Le commerce et les objectifs de développement durable
Le GTO chargé de proposer une série
d’ODD a clôturé 18 mois de discussions
à la mi-juillet, en approuvant
17 objectifs et 169 cibles suggérés pour
remplacer les OMD, qui arrivent à échéance
l’année prochaine. Dans les OMD, les politiques
commerciales étaient comprises dans
l’objectif 8 – développer un partenariat pour
le développement – surtout afin de permettre
la croissance économique à travers un meilleur
accès au marché pour les exportations
des PED. Selon les commentateurs participant
au débat sur les ODD, le nouveau
programme devrait permettre d’intégrer les
politiques commerciales dans les plans de
développement. Roberto Azevêdo, Directeur
général de l’OMC, a récemment souligné
que le rôle du commerce dans le programme
pour l’après-2015 'ne devrait pas être réduit uniquement à la libéralisation des échanges,
mais plutôt être reconnu plus largement
comme un outil politique de développement'.
Les ODD proposés reflètent en quelque
sorte cette approche plus intégrée du
commerce et du développement durable,
puisqu’ils mentionnent un certain nombre
d’objectifs liés au commerce.
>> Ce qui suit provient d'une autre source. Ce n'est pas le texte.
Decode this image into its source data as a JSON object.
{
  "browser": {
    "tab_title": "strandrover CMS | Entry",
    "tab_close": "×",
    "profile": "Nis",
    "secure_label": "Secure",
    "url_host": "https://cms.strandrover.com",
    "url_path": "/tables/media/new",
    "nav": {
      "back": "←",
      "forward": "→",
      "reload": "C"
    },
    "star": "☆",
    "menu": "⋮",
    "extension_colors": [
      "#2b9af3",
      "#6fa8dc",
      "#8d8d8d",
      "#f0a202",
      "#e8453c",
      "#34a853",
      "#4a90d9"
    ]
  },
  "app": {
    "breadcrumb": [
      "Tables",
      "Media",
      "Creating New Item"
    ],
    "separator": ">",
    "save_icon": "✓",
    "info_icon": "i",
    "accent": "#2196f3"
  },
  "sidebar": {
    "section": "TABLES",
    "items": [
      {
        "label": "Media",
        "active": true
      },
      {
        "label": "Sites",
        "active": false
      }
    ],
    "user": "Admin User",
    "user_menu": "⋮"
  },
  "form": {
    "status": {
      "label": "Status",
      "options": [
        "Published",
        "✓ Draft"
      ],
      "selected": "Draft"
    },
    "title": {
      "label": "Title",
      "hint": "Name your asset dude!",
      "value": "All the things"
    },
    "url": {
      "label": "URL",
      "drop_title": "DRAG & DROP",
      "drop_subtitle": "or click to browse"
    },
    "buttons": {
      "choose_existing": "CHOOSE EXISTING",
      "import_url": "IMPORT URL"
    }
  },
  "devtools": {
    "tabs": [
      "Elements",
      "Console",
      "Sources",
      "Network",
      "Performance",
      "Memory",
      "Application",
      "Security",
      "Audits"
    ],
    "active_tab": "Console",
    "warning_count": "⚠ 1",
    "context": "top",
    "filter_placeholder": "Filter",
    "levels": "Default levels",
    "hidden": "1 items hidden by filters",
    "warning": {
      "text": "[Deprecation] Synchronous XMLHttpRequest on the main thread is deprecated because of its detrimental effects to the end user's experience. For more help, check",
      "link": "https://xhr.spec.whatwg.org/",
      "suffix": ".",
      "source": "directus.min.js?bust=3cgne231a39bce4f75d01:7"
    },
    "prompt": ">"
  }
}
Certains
d’entre eux sont des moyens intersectoriels
de mise en place pour tout le programme,
et comprennent notamment la conclusion
du Cycle de Doha et l’augmentation des
exportations des PED et de l’accès au marché
pour les PMA. D’autres objectifs liés au commerce
figurent parmi les objectifs pertinents
du programme.
L’objectif 8 sur la croissance économique
durable et inclusive est soutenu par une cible
de mise en place visant à augmenter l’APC. Cela fait écho à l’indicateur 8.9 des OMD sur
la proportion de l’aide internationale pour
le développement allouée au renforcement
des capacités commerciales. L’intégration
de cibles liées au commerce dans les objectifs
pertinents – telles que la réduction
des subventions à la pêche, préjudiciables
dans le cadre de l’objectif concernant les
océans, et la prévention des restrictions au
commerce dans les marchés agricoles dans
le cadre de l’objectif visant à éradiquer la
faim – reflètent l’idée selon laquelle un cadre
politique cohérent intégrant des politiques
commerciales soigneusement élaborées peut
aider à atteindre les objectifs d’intégration
économique, sociale et environnementale.
Étant donné que 95% de l’économie
mondiale est composé de PME, ces producteurs
forment l’épine dorsale de l’économie mondiale et représentent un moteur de
croissance clé pour les PED. Certaines
cibles liées au commerce visent à assurer
que les petits producteurs ont accès aux
entrants essentiels, en particulier aux ressources
naturelles, aux services financiers et
aux marchés.
ACCÈS AUX MARCHÉS
L’objectif 2, éradiquer la faim, vise à doubler
la productivité agricole et les revenus
des petits producteurs de denrées alimentaires
d’ici à 2030 à travers l’amélioration
de l’accès aux terres et à d’autres intrants,
aux services financiers et aux marchés pour
leurs produits. L’objectif 14, sur la conservation
et l’utilisation durable des océans et
des mers, comprend une cible spécifique de
mise en place qui vise à améliorer l’accès
aux ressources marines et aux marchés pour
les petits pêcheurs artisanaux.
L’accès au financement joue un rôle
essentiel dans les rouages du commerce
mondial; il a été cité par les PED comme la
principale contrainte à la participation à la
chaîne de valeur mondiale (Panorama de
l’Aide pour le commerce 2013: Se connecter
aux chaînes de valeur, OMC/OCDE,
2013). L’objectif 8 sur la croissance économique
durable et l’emploi mentionne une
cible visant à encourager la formalisation et
la croissance des PME, notamment à travers
l’accès aux services financiers. L’objectif 9
sur l’infrastructure résiliente, l’industrialisation
durable et l’innovation comprend
également une cible visant l’accès par les
petites entreprises des PED aux services
financiers, à des crédits accessibles et à l’intégration
dans la chaîne de valeur.
Alors qu’on se félicite du programme des
ODD proposés, quelques lacunes persistent. Deux en particulier touchent les PME:
améliorer la capacité des commerçants à
faire circuler les marchandises à travers les
frontières et reconnaitre l’importance des
services pour la diversification économique
et le développement.
INFRASTRUCTURE POUR LE COMMERCE
Une version antérieure de l’objectif 9
comprenait une cible visant à améliorer
l’infrastructure transfrontalière afin de promouvoir
la connectivité régionale et faciliter
les échanges. Les ODD proposés intègrent
l’infrastructure transfrontalière dans une
cible plus large visant le développement d’infrastructures
accessibles de haute qualité pour
soutenir le développement économique. Vu que le commerce peut être un moteur pour
le développement, il serait utile de maintenir
une référence à l’investissement dans l’infrastructure
en vue de faciliter le mouvement
de marchandises à travers les frontières.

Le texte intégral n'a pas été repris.